Tânia Laranjo ironiza com febre do eclipse e o preço dos óculos: “O negócio está montado”, afirmou nas redes sociais.
O eclipse solar desta quarta-feira, 12 de agosto, mobilizou milhares de portugueses, encheu agendas de iniciativas e criou também uma inesperada corrida aos óculos de proteção. Tânia Laranjo decidiu olhar para o fenómeno por outro ângulo e, no Instagram, transformou a expectativa em matéria para uma reflexão carregada de humor e ironia.
A jornalista da CMTV começou por ligar dois acontecimentos que, à primeira vista, pouco têm em comum: o fim do Mundial e a chegada do eclipse.
“Acabou o Mundial. Descansaram as bandeiras, arrumaram-se as camisolas e, por uns dias, ficámos sem aquela desculpa maravilhosa para gastar dinheiro em coisas de que não precisávamos. Mas não desesperemos: chegou o eclipse”, escreveu.
Dos cromos do Mundial aos óculos para olhar para o Sol
Foi precisamente o negócio criado em torno do fenómeno astronómico que serviu de ponto de partida para uma das passagens mais bem-humoradas da publicação.
Tânia Laranjo reparou na disparidade dos valores praticados pelos óculos próprios para observar o eclipse e recuperou a febre dos cromos de futebol para estabelecer a comparação.
“Já há óculos a 10 euros, a 20 e até a 100. O negócio está montado. Antes eram os cromos: comprava-se uma carteirinha sem saber se saía o Ronaldo. Agora compram-se óculos sem saber se o Sol vai colaborar. A diferença é que os cromos davam para trocar. Estes, se correr mal, também dão – mas pela nossa visão”, ironizou.
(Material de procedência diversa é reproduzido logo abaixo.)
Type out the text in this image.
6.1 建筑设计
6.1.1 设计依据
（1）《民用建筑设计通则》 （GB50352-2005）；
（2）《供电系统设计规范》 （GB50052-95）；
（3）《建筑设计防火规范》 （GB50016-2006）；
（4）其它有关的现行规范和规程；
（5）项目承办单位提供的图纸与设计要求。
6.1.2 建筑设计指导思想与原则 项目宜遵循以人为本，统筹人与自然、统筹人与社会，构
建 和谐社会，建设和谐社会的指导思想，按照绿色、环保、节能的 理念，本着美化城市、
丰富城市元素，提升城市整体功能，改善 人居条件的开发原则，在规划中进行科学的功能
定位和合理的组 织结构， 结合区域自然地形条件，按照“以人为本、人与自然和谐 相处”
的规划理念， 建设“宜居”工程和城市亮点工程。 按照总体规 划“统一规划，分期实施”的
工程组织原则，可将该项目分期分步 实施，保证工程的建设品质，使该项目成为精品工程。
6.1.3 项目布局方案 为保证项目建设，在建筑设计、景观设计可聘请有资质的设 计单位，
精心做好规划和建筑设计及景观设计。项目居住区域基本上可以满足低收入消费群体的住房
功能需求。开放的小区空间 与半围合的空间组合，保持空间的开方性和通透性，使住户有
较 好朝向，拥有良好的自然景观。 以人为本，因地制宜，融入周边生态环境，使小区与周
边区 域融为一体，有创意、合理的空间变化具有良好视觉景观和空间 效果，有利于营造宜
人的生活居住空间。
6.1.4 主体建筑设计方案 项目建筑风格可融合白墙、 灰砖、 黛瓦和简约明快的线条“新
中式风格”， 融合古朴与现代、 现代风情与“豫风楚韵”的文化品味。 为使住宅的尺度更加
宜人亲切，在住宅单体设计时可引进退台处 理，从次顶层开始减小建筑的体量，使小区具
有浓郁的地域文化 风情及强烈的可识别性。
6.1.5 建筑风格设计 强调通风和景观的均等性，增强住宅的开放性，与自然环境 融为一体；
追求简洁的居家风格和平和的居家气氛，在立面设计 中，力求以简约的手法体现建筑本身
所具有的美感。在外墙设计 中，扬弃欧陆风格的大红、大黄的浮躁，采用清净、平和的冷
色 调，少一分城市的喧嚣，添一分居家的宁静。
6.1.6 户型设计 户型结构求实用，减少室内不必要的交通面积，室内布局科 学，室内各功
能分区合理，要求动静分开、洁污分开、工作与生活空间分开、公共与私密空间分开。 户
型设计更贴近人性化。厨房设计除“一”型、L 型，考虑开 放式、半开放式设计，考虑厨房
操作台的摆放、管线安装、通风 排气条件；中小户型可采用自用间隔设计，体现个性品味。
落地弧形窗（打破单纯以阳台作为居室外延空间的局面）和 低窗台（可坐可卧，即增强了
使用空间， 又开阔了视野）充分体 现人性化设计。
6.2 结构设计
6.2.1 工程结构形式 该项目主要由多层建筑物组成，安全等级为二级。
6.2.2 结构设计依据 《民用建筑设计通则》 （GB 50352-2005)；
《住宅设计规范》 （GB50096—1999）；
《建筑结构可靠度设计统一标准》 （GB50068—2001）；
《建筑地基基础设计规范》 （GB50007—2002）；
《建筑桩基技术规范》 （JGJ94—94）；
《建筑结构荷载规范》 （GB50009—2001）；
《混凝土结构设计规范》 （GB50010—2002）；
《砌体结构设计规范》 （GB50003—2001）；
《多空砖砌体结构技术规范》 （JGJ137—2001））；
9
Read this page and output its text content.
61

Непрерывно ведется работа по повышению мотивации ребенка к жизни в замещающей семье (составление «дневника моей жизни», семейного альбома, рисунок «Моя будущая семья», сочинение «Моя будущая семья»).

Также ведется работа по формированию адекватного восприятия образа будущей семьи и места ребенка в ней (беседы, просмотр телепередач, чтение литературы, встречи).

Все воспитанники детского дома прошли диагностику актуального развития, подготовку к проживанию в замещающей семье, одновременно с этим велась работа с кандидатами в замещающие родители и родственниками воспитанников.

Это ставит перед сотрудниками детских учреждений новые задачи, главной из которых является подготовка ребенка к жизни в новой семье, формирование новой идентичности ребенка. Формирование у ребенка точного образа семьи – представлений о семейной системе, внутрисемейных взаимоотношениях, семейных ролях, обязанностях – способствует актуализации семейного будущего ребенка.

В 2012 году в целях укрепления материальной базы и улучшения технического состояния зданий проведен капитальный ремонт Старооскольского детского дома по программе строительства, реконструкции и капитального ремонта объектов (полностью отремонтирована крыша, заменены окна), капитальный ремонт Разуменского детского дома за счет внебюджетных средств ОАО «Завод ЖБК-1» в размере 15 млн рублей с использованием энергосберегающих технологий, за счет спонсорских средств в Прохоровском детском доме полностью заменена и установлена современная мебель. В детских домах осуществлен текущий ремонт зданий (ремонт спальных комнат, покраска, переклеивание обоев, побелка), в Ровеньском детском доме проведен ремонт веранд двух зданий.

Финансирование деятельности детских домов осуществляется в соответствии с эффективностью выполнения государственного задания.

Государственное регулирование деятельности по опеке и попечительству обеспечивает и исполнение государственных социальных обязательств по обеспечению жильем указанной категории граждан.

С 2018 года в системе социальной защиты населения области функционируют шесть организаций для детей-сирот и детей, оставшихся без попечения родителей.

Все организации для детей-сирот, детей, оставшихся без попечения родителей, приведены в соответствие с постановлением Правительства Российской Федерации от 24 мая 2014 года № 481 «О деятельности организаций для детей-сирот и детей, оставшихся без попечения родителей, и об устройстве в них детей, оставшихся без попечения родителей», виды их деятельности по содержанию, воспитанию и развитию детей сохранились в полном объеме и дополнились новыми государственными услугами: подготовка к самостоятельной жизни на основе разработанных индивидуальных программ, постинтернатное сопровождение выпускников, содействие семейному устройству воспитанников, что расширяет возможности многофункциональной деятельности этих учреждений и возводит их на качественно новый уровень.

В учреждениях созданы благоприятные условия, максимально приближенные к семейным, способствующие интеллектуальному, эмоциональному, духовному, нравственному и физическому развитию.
Por detrás da brincadeira existe uma precaução séria: durante as fases parciais de um eclipse solar, a observação direta do Sol exige proteção ocular apropriada. A totalidade desta quarta-feira só atravessa uma área muito pequena de Portugal, no Parque Natural de Montesinho, enquanto no restante território continental o fenómeno é parcial, embora com níveis de ocultação muito elevados.
Rio de Onor entra na rota de Tânia Laranjo
A jornalista prosseguiu com uma explicação à sua maneira sobre aquilo que acontece no céu.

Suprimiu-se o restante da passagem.